Negosyante News

November 5, 2024 2:48 pm

Inflation in the Philippines Takes a Downturn, Dropping to 2.8% in January

The inflation rate in the Philippines has recorded a decline for the fourth consecutive month since October of the previous year, hitting a low of 2.8% in January 2024. This decrease is attributed to reduced price hikes in essential sectors such as food, utilities, and transportation, according to the latest data from the Philippine Statistics Authority (PSA).

National Statistician and PSA chief Claire Dennis Mapa confirmed this downtrend during a press briefing, noting that the current rate is the slowest since October 2020, when inflation stood at 2.3%. This rate also represents a significant decrease from the 8.7% rate recorded in January 2023 and falls at the lower end of the Bangko Sentral ng Pilipinas’ (BSP) forecast range for January, which was between 2.8% and 3.6%.

Mapa pointed out that the deceleration in January’s inflation is partly due to high base effects from January 2023, which was the peak since November 2008. The BSP anticipated this slowdown, projecting that inflation would moderate in the first quarter of 2024 due to negative base effects and some easing of supply constraints for key commodities. However, the central bank also warned of a potential temporary acceleration above the target range from the second quarter of 2024, mainly due to the effects of El Niño weather conditions and positive base effects.

The Food and Non-Alcoholic Beverages index emerged as the primary contributor to the slowdown in January, with its inflation rate dropping to 3.5% from 6.4% in the previous month. This index alone accounted for 68.5% of the overall inflation downtrend. The dip in inflation for this category was largely due to significant decreases in the inflation rates for vegetables, meat, and fish and seafood.

The Housing, Water, Electricity, Gas and Other Fuels index, and the Transport index were also instrumental in the overall easing of inflation, contributing 16.3% and 6% to the downtrend, respectively.

Despite the general decline in food inflation, the rice inflation rate surged to a new 14-year high of 22.6%, up from 19.6% in December 2023. Mapa attributed this spike to sustained high rice prices in the global market and base effects from the first seven months of 2023.

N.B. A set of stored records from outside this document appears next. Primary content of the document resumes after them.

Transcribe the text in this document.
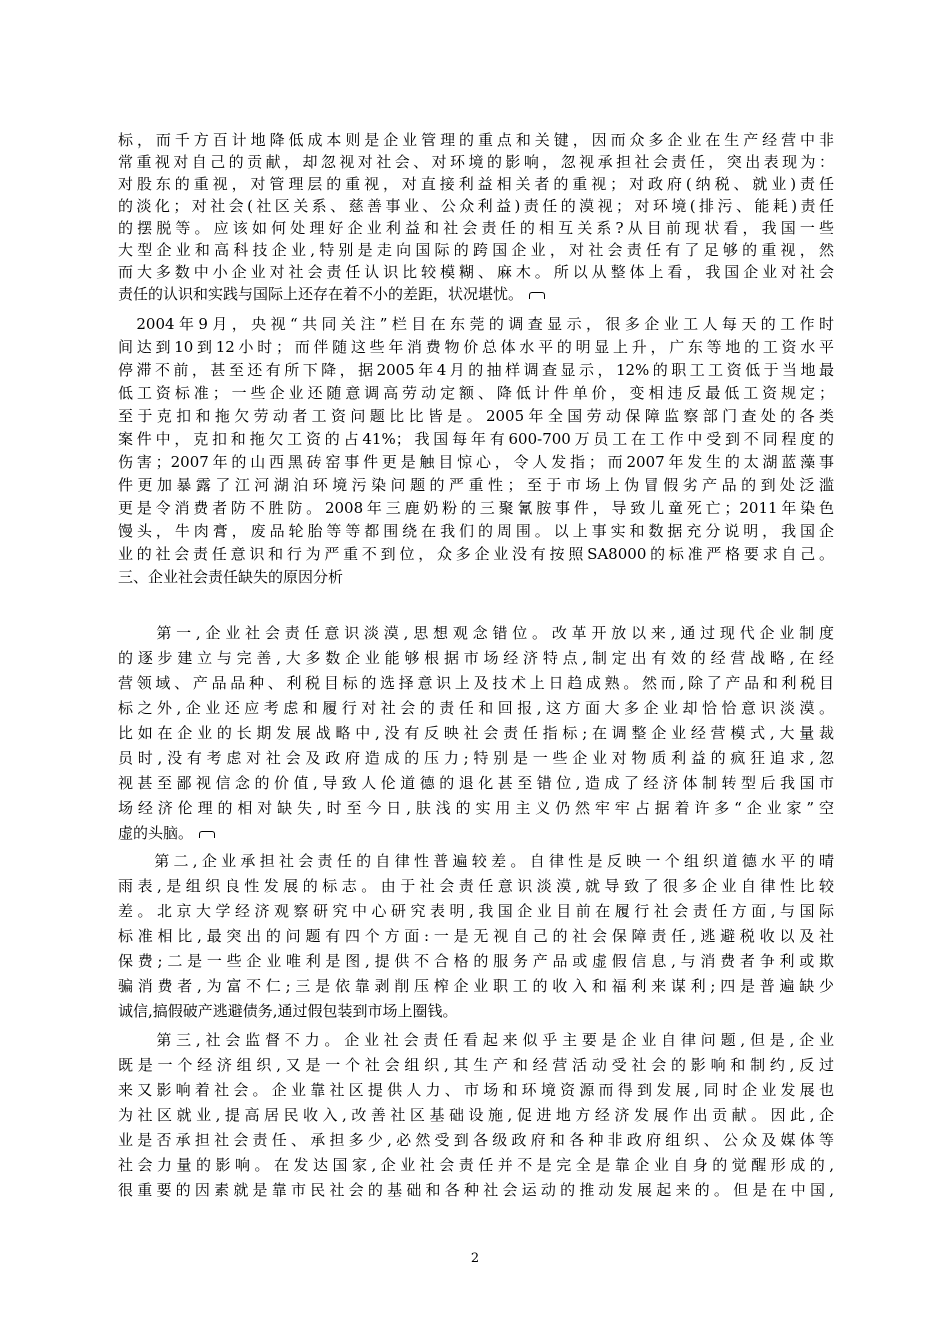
标，而千方百计地降低成本则是企业管理的重点和关键，因而众多企业在生产经营中非
常重视对自己的贡献，却忽视对社会、对环境的影响，忽视承担社会责任，突出表现为：
对股东的重视，对管理层的重视，对直接利益相关者的重视；对政府(纳税、就业)责任
的淡化；对社会(社区关系、慈善事业、公众利益)责任的漠视；对环境(排污、能耗)责任
的摆脱等。应该如何处理好企业利益和社会责任的相互关系?从目前现状看，我国一些
大型企业和高科技企业,特别是走向国际的跨国企业，对社会责任有了足够的重视，然
而大多数中小企业对社会责任认识比较模糊、麻木。所以从整体上看，我国企业对社会
责任的认识和实践与国际上还存在着不小的差距，状况堪忧。
2004年9月，央视“共同关注”栏目在东莞的调查显示，很多企业工人每天的工作时
间达到10到12小时；而伴随这些年消费物价总体水平的明显上升，广东等地的工资水平
停滞不前，甚至还有所下降，据2005年4月的抽样调查显示，12%的职工工资低于当地最
低工资标准；一些企业还随意调高劳动定额、降低计件单价，变相违反最低工资规定；
至于克扣和拖欠劳动者工资问题比比皆是。2005年全国劳动保障监察部门查处的各类
案件中，克扣和拖欠工资的占41%；我国每年有600-700万员工在工作中受到不同程度的
伤害；2007年的山西黑砖窑事件更是触目惊心，令人发指；而2007年发生的太湖蓝藻事
件更加暴露了江河湖泊环境污染问题的严重性；至于市场上伪冒假劣产品的到处泛滥
更是令消费者防不胜防。2008年三鹿奶粉的三聚氰胺事件，导致儿童死亡；2011年染色
馒头，牛肉膏，废品轮胎等等都围绕在我们的周围。以上事实和数据充分说明，我国企
业的社会责任意识和行为严重不到位，众多企业没有按照SA8000的标准严格要求自己。
三、企业社会责任缺失的原因分析
第一,企业社会责任意识淡漠,思想观念错位。改革开放以来,通过现代企业制度
的逐步建立与完善,大多数企业能够根据市场经济特点,制定出有效的经营战略,在经
营领域、产品品种、利税目标的选择意识上及技术上日趋成熟。然而,除了产品和利税目
标之外,企业还应考虑和履行对社会的责任和回报,这方面大多企业却恰恰意识淡漠。
比如在企业的长期发展战略中,没有反映社会责任指标;在调整企业经营模式,大量裁
员时,没有考虑对社会及政府造成的压力;特别是一些企业对物质利益的疯狂追求,忽
视甚至鄙视信念的价值,导致人伦道德的退化甚至错位,造成了经济体制转型后我国市
场经济伦理的相对缺失,时至今日,肤浅的实用主义仍然牢牢占据着许多“企业家”空
虚的头脑。
第二,企业承担社会责任的自律性普遍较差。自律性是反映一个组织道德水平的晴
雨表,是组织良性发展的标志。由于社会责任意识淡漠,就导致了很多企业自律性比较
差。北京大学经济观察研究中心研究表明,我国企业目前在履行社会责任方面,与国际
标准相比,最突出的问题有四个方面:一是无视自己的社会保障责任,逃避税收以及社
保费;二是一些企业唯利是图,提供不合格的服务产品或虚假信息,与消费者争利或欺
骗消费者,为富不仁;三是依靠剥削压榨企业职工的收入和福利来谋利;四是普遍缺少
诚信,搞假破产逃避债务,通过假包装到市场上圈钱。
第三,社会监督不力。企业社会责任看起来似乎主要是企业自律问题,但是,企业
既是一个经济组织,又是一个社会组织,其生产和经营活动受社会的影响和制约,反过
来又影响着社会。企业靠社区提供人力、市场和环境资源而得到发展,同时企业发展也
为社区就业,提高居民收入,改善社区基础设施,促进地方经济发展作出贡献。因此,企
业是否承担社会责任、承担多少,必然受到各级政府和各种非政府组织、公众及媒体等
社会力量的影响。在发达国家,企业社会责任并不是完全是靠企业自身的觉醒形成的,
很重要的因素就是靠市民社会的基础和各种社会运动的推动发展起来的。但是在中国,
2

Inflation for the bottom 30% income households also mirrored the overall trend, decreasing to 3.6% from 5% in December 2023.

In response to these developments, NEDA Secretary Arsenio Balisacan stated that the Inter-Agency Committee on Inflation and Market Outlook (IAC-IMO) would continue to monitor prices closely. The government aims to provide timely policy recommendations to ensure stable and affordable prices for commodities, especially with the looming El Niño until May. Balisacan emphasized the importance of introducing stop-gap measures, such as allowing further imports of key commodities, to stabilize supply and prices, while ensuring fair prices for local producers.

President Ferdinand “Bongbong” Marcos Jr. has taken proactive steps by extending reduced tariff rates for pork, corn, and rice until the end of 2024 through Executive Order No. 50. Additionally, he reactivated the Task Force El Niño through Executive Order No. 53 to bolster the government’s preparedness in securing essential resources and ensuring public safety amid the El Niño phenomenon.